А полузадохнувшийся ребенок, который взглянул на меня голубыми глазками, когда впервые вдохнул живительный воздух, который я вдувал в его легкие, прикасаясь губами к его губам? Чем я помог этому ребенку? Я вырвал его из рук милостивой смерти, чтобы отдать мадам Рекэн! Что она сделала с голубоглазым мальчиком? Оказался ли он в числе тех восьмидесяти процентов беспомощных пассажиров «поезда кормилиц», которые, согласно официальной статистике, умирали на первом году жизни, или в числе остальных двадцати процентов, которых ожидала, может быть, даже худшая судьба?
Час спустя я уже получил от тюремных властей разрешение посетить мадам Рекэн. Она меня тотчас же узнала, и так радостно со мной поздоровалась, что мне стало неловко перед провожавшим меня надзирателем.
Мальчик был отослан в Нормандию, и ему прекрасно живется — она только что получила о нем самые лучшие известия от его приемных родителей, которые его нежно любят. К сожалению, она не может сообщить их адреса — в ее список закралась неточность. Возможно, хотя и маловероятно, что ее муж запомнил адрес.
Я был убежден, что ребенок умер, но, чтобы не оставить неиспользованной ни одной возможности, пригрозил, что предъявлю ей обвинение в детоубийстве, а также в присвоении оставленной ей на хранение ценной бриллиантовой броши, если через сорок восемь часов у меня не будет адреса приемных родителей мальчика. Она выдавила две-три слезы из своих холодных глаз и поклялась, что брошку не украла, а сохранила на память о прелестной молодой даме, за которой нежно ухаживала, как за родной дочерью.
— В вашем распоряжении сорок восемь часов, — сказал я и оставил мадам Рекэн ее мыслям.

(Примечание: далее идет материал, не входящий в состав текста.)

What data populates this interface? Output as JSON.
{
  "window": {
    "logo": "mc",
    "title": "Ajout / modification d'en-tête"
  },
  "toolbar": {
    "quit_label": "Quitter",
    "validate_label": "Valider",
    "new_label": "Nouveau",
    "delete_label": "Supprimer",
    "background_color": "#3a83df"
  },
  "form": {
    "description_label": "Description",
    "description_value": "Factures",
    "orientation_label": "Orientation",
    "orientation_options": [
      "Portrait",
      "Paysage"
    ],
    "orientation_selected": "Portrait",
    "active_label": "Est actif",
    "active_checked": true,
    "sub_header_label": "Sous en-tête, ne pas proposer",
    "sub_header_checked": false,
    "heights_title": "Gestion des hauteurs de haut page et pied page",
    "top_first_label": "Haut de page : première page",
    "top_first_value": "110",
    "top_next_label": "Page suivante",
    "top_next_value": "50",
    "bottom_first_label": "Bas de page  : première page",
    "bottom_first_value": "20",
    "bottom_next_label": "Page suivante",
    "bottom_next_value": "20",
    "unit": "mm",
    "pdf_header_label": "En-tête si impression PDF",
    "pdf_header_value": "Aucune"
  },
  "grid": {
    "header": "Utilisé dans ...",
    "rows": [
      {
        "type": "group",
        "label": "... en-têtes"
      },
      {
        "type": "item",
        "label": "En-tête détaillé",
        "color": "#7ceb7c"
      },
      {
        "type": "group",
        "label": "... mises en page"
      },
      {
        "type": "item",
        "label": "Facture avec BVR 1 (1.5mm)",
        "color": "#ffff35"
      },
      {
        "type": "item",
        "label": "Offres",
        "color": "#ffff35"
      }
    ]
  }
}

Утром на второй день меня посетил достойный супруг мадам Рекэн, отдал мне квитанцию на заложенную брошь и сообщил название трех нормандских деревень, куда мадам Рекэн в тот год отправляла порученных ей младенцев. Я тотчас же послал мэрам указанных деревень просьбу выяснить, нет ли среди местных приемышей голубоглазого мальчика примерно трех лет. После долгого ожидания два мэра ответили отрицательно, а третий вообще не ответил. Тогда я написал трем кюре этих деревень, и через несколько месяцев кюре Вильруа сообщил мне, что у жены сапожника живет мальчик, отвечающий моему описанию. Его прислали из Парижа три года назад, а глаза у него несомненно голубые.